Robert J. and Nancy D. Carney Institute for Brain Science

Researchers use computer model to study schizophrenia

Dr. Mohamed Sherif, a psychiatrist and computational neuroscientist at Brown University, has developed a computer model of a brain region involved in memory and formation of beliefs that can help pave the way for treatments for schizophrenia.

Graph of firing threshold
Interaction between pyramidal neuronal excitability and synchrony modulated information flow across the hippocampal CA3 region, resulting in an inverted-U shaped relationship with information flow. Photo: Sherif Lab / Brown University

The human brain uses several frequency bands for the flow of information. The brain comprises multiple levels, from networks to microcircuits, various neuronal populations and different channels and receptors. In a new paper published in the journal Nature Publishing Partners Schizophrenia, Sherif used a computer model of the hippocampus to understand how simultaneously targeting multiple channels and receptors in the brain might help cognitive symptoms of schizophrenia.

“Psychiatric disorders are challenging, partly because of the brain’s complexity,” said Sherif, an assistant professor of psychiatry and human behavior who joined Brown in August. “Psychiatric disorders involve abnormalities at different levels in the brain, and the symptoms are thought to result from the high-level network interactions. Intuition alone cannot explain how pharmacological treatments, acting at a molecular level, help network-level interactions and psychiatric symptoms.”

Biophysically-realistic computer models of the affected brain microcircuits represent a possible solution to brain complexity, Sherif said. In the paper, Sherif used the computer model of the CA3 hippocampal region to examine how novel pharmacological targets would improve information flow across the CA3 region. Co-authors on the study include Samuel Neymotin, research scientist at The Nathan Kline Institute for Psychiatric Research, and Dr. William Lytton, professor of physiology, pharmacology and neurology at SUNY Downstate Medical Center.

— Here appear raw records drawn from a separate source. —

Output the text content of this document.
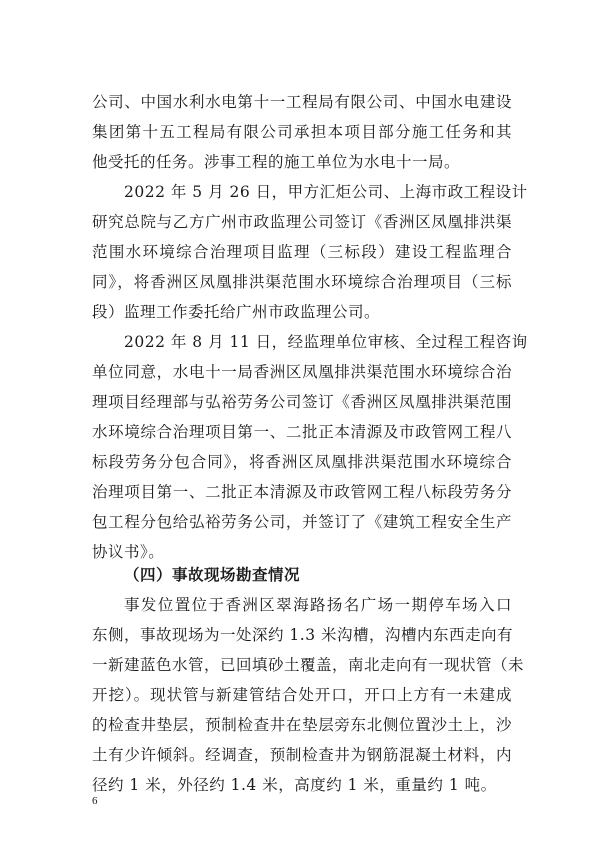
公司、中国水利水电第十一工程局有限公司、中国水电建设
集团第十五工程局有限公司承担本项目部分施工任务和其
他受托的任务。涉事工程的施工单位为水电十一局。
2022 年 5 月 26 日，甲方汇炬公司、上海市政工程设计
研究总院与乙方广州市政监理公司签订《香洲区凤凰排洪渠
范围水环境综合治理项目监理（三标段）建设工程监理合
同》，将香洲区凤凰排洪渠范围水环境综合治理项目（三标
段）监理工作委托给广州市政监理公司。
2022 年 8 月 11 日，经监理单位审核、全过程工程咨询
单位同意，水电十一局香洲区凤凰排洪渠范围水环境综合治
理项目经理部与弘裕劳务公司签订《香洲区凤凰排洪渠范围
水环境综合治理项目第一、二批正本清源及市政管网工程八
标段劳务分包合同》，将香洲区凤凰排洪渠范围水环境综合
治理项目第一、二批正本清源及市政管网工程八标段劳务分
包工程分包给弘裕劳务公司，并签订了《建筑工程安全生产
协议书》。
（四）事故现场勘查情况
事发位置位于香洲区翠海路扬名广场一期停车场入口
东侧，事故现场为一处深约 1.3 米沟槽，沟槽内东西走向有
一新建蓝色水管，已回填砂土覆盖，南北走向有一现状管（未
开挖）。现状管与新建管结合处开口，开口上方有一未建成
的检查井垫层，预制检查井在垫层旁东北侧位置沙土上，沙
土有少许倾斜。经调查，预制检查井为钢筋混凝土材料，内
径约 1 米，外径约 1.4 米，高度约 1 米，重量约 1 吨。
6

“One of the interesting findings from the simulation work is that gamma oscillations, abnormal in schizophrenia patients and thought to be involved in local computations in the cortex, are not always beneficial,” said Sherif, who is affiliated with the Carney Institute for Brain Science. “Both low and high gamma power was associated with impaired information flow.”

At Brown, Sherif's lab uses computational techniques to understand microcircuit mechanisms underlying psychiatric disorders and their treatments, focusing on schizophrenia, major depressive disorder and obsessive compulsive disorder (OCD). Cortical microcircuit modeling links the molecular and cellular alterations mediated by treatments to microcircuit function underlying disease symptoms. To elucidate the microcircuit alterations in various psychiatric disorders, the researchers in Sherif's lab use cortical computer models to interpret intracranial electroencephalography recordings, resting-state electroencephalogram (EEG) and magnetoencephalography, and event-related potentials in patients.

Researchers in Sherif's lab collaborate with several investigators to analyze EEG datasets from patients to study mechanisms of action of breakthrough treatments, like ketamine and psilocybin, in treatment-resistant depression, as well as mechanisms underlying deep brain stimulation used for treatment of OCD.

“The computer modeling approach makes it possible to systematically address the brain’s complexity and has the potential to personalize treatments to individual patients,” Sherif said.